迷惑メール送信事業を実施すること自体に意義を見出している迷惑メール事業者はほとんどいないだろう。車を盗むよりも、オレオレ詐欺をするよりも、コストパフォーマンス(あるいは「リスクパフォーマンス」ともいえるかもしれない)が高いと考えたからこそ迷惑メールを送信しているはず」という、きまじめな分析を、いじわるな皮肉とうけとめるのは、読者の品性の問題。世間で「必要悪」とされて存続している業界のほとんどすべては、ある集団・社会にとって「必要」とされるがゆえに くりかえされているのであって、趣味・主義・理想…なんかではない。階級・階層分布と景気動向・技術水準の推移などがからんだ、微視的経済学原理が「業界」をうみだし、存続させ、おわらせる。たとえば、旧ブログでとりあげた「産廃ビジネスの経営学」とかね。

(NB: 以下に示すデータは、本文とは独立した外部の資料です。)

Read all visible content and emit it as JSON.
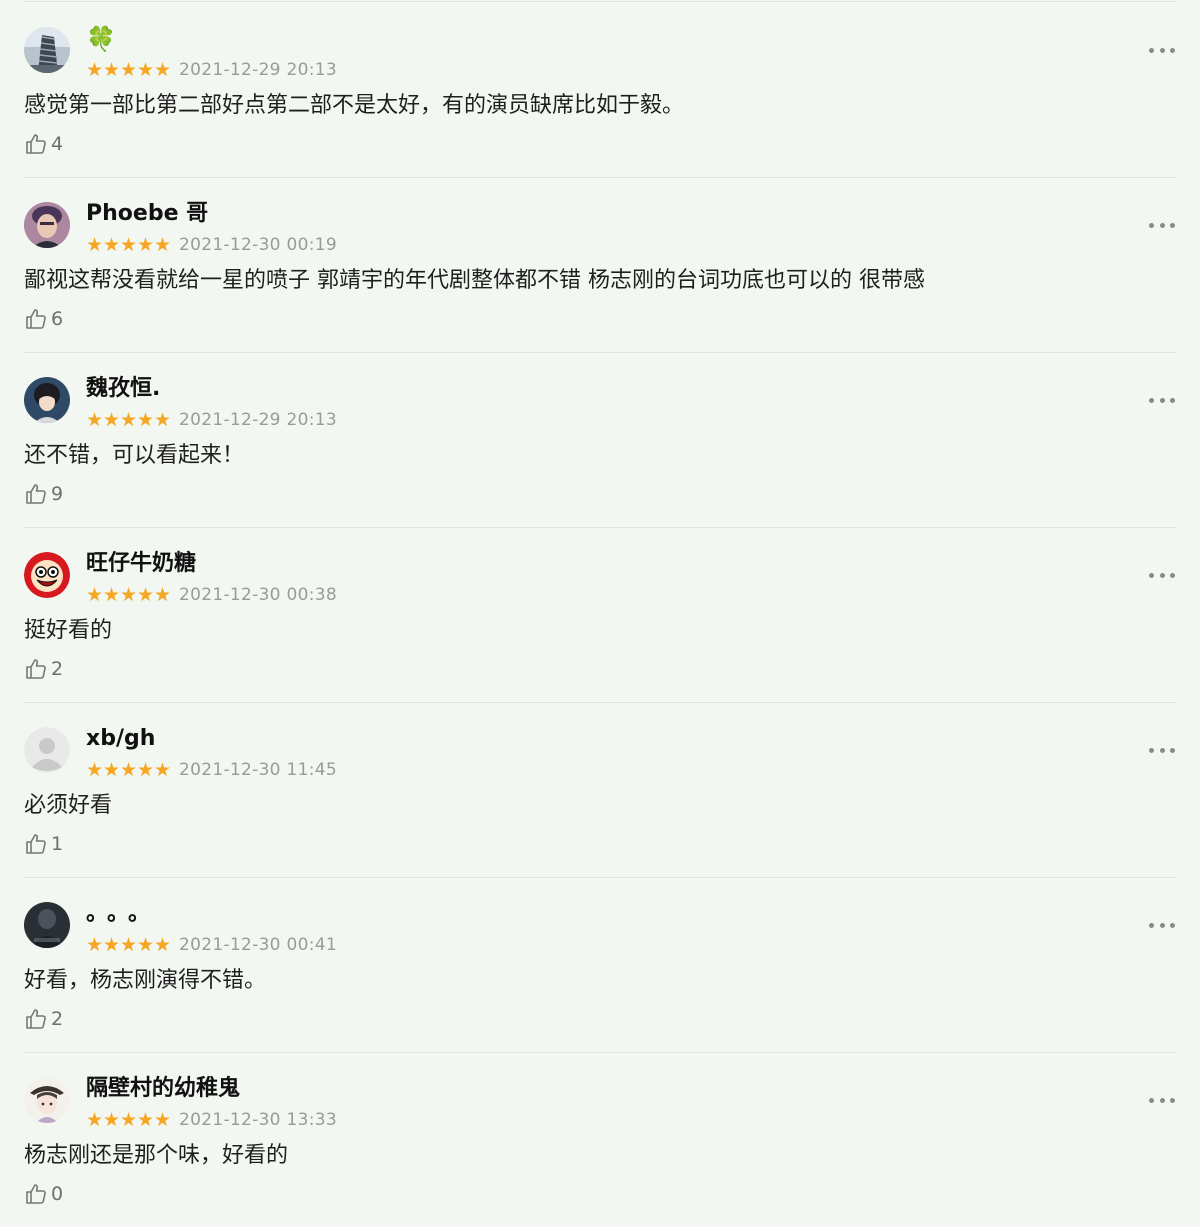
{
  "comments": [
    {
      "username": "🍀",
      "rating": 5,
      "time": "2021-12-29 20:13",
      "text": "感觉第一部比第二部好点第二部不是太好，有的演员缺席比如于毅。",
      "likes": "4"
    },
    {
      "username": "Phoebe 哥",
      "rating": 5,
      "time": "2021-12-30 00:19",
      "text": "鄙视这帮没看就给一星的喷子 郭靖宇的年代剧整体都不错 杨志刚的台词功底也可以的 很带感",
      "likes": "6"
    },
    {
      "username": "魏孜恒.",
      "rating": 5,
      "time": "2021-12-29 20:13",
      "text": "还不错，可以看起来！",
      "likes": "9"
    },
    {
      "username": "旺仔牛奶糖",
      "rating": 5,
      "time": "2021-12-30 00:38",
      "text": "挺好看的",
      "likes": "2"
    },
    {
      "username": "xb/gh",
      "rating": 5,
      "time": "2021-12-30 11:45",
      "text": "必须好看",
      "likes": "1"
    },
    {
      "username": "。。。",
      "rating": 5,
      "time": "2021-12-30 00:41",
      "text": "好看，杨志刚演得不错。",
      "likes": "2"
    },
    {
      "username": "隔壁村的幼稚鬼",
      "rating": 5,
      "time": "2021-12-30 13:33",
      "text": "杨志刚还是那个味，好看的",
      "likes": "0"
    }
  ],
  "icons": {
    "star": "★",
    "like": "thumbs-up-icon",
    "more": "more-horizontal-icon"
  },
  "colors": {
    "background": "#f3f7f2",
    "star": "#f5a623",
    "meta_text": "#9a9a9a",
    "divider": "#dfe5de"
  }
}
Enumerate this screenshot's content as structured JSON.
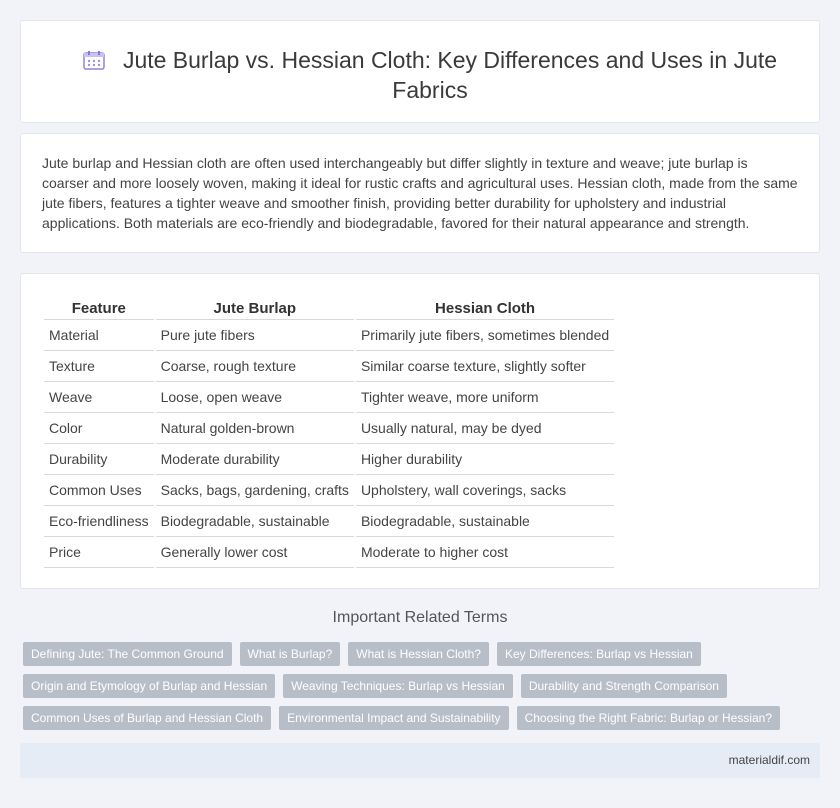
{
  "header": {
    "title": "Jute Burlap vs. Hessian Cloth: Key Differences and Uses in Jute Fabrics",
    "icon": "calendar-icon"
  },
  "intro": {
    "text": "Jute burlap and Hessian cloth are often used interchangeably but differ slightly in texture and weave; jute burlap is coarser and more loosely woven, making it ideal for rustic crafts and agricultural uses. Hessian cloth, made from the same jute fibers, features a tighter weave and smoother finish, providing better durability for upholstery and industrial applications. Both materials are eco-friendly and biodegradable, favored for their natural appearance and strength."
  },
  "table": {
    "headers": [
      "Feature",
      "Jute Burlap",
      "Hessian Cloth"
    ],
    "rows": [
      [
        "Material",
        "Pure jute fibers",
        "Primarily jute fibers, sometimes blended"
      ],
      [
        "Texture",
        "Coarse, rough texture",
        "Similar coarse texture, slightly softer"
      ],
      [
        "Weave",
        "Loose, open weave",
        "Tighter weave, more uniform"
      ],
      [
        "Color",
        "Natural golden-brown",
        "Usually natural, may be dyed"
      ],
      [
        "Durability",
        "Moderate durability",
        "Higher durability"
      ],
      [
        "Common Uses",
        "Sacks, bags, gardening, crafts",
        "Upholstery, wall coverings, sacks"
      ],
      [
        "Eco-friendliness",
        "Biodegradable, sustainable",
        "Biodegradable, sustainable"
      ],
      [
        "Price",
        "Generally lower cost",
        "Moderate to higher cost"
      ]
    ]
  },
  "related": {
    "title": "Important Related Terms",
    "rows": [
      [
        "Defining Jute: The Common Ground",
        "What is Burlap?",
        "What is Hessian Cloth?",
        "Key Differences: Burlap vs Hessian"
      ],
      [
        "Origin and Etymology of Burlap and Hessian",
        "Weaving Techniques: Burlap vs Hessian",
        "Durability and Strength Comparison"
      ],
      [
        "Common Uses of Burlap and Hessian Cloth",
        "Environmental Impact and Sustainability",
        "Choosing the Right Fabric: Burlap or Hessian?"
      ]
    ]
  },
  "footer": {
    "site": "materialdif.com"
  },
  "colors": {
    "background": "#f1f3f8",
    "tag": "#b8bec8",
    "footer": "#e6ecf6",
    "icon_accent": "#7b6fd6"
  }
}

■ちなみに、筆者は、「(1)送付メール総数」をふやす戦術として「ブログに対するコメントスパム、トラックバックスパム、広告・宣伝だけを目的としたブログ(スパムブログ)、SNS内のショートメッセージを活用したスパム、足跡スパムなど…IP電話スパム(SPIT:SPam over Internet Telephony)などの方法へとリソースが転じていくケース」、「(2)有効率」をあげる戦術として、「無作為に送付をするのではなく選択的に迷惑メールを送付すること」を指摘しているが、「(3)有効時の単価」は、分析が少々たちいっているので、これも一部転載。

例えば、これまで迷惑メール事業者が行ってきたように「迷惑メール内に出会い系サイトへのリンクを記載する」ということだけではプロフィットがリスクに見合わなくなる可能性がでてくる。そうなった場合、多少のコストを投じてでも1回あたりの収益を増加させようという方向に転ずる可能性が考えられる。

 例えば、金融機関であるかのような偽サイトを構築することによりパスワード等を詐取しようとする違法行為としてフィッシングサイトと呼ばれるものが存在する。このようなフィッシングサイト構築に対して注力することなども収益向上方策の一例として考えられるだろう。

 現在、国内におけるフィッシングサイトの事例がそれほど増加していない理由はひとえに、フィッシングサイト構築事業よりも低いコスト(あるいはリスク)によって、より高い利潤を得ることが可能な事業が存在するためである。既存の迷惑メール事業者についても、出会い系サイトへのリンクのような低い単価での活動ではなく、フィッシングサイト構築によるアカウントIDとパスワードの詐取や、手数はかかっても機微度の高いプライバシ情報を詐取するような高単価での活動にリソースを転換せざるを得なくなることも考えられる。

 加えて、フィッシングに手を染める事業者が増加すれば、フィッシングサイト構築を支援するようなツール群がアンダーグラウンドに普及し、一気にフィッシングサイト問題が拡大することも予想されるのである。

--------------------------------------------------
■なるほど、これは戦術というより、戦略転換だね。

■でもって、筆者の結論もかかげておこう。


 これらのケース以外にも、当局の取締り等に有効性(彼らにとっての「危険性」)が無いと判断した場合には、これまでどおり迷惑メール事業を継続していくケースも想定されるだろう。

 もちろん、本稿の目的は行政による規制強化を否定するものではない。日々、迷惑メールの影響によって生産性の低下や、望まないIT投資が発生している現状を鑑みれば、このような規制強化は不可欠である。

 しかしながら、「誰か」が迷惑メールの送信によって糧を得ている以上、もしその事業が規制強化によって続行不能と成った場合には、新たな食い扶持を求めて人材のリソースシフトが生ずることもまた不可避であると考えられる。

 本稿ではそのようなリソースシフトについて想定されるいくつかのケースを検討した。事業者、行政、個人においては、リソースシフトに伴う問題事象のトレンド変化が生じうることに留意し、自分あるいは自社が「次のカモ」として目を付けられないようにする必要があるのではないだろうか。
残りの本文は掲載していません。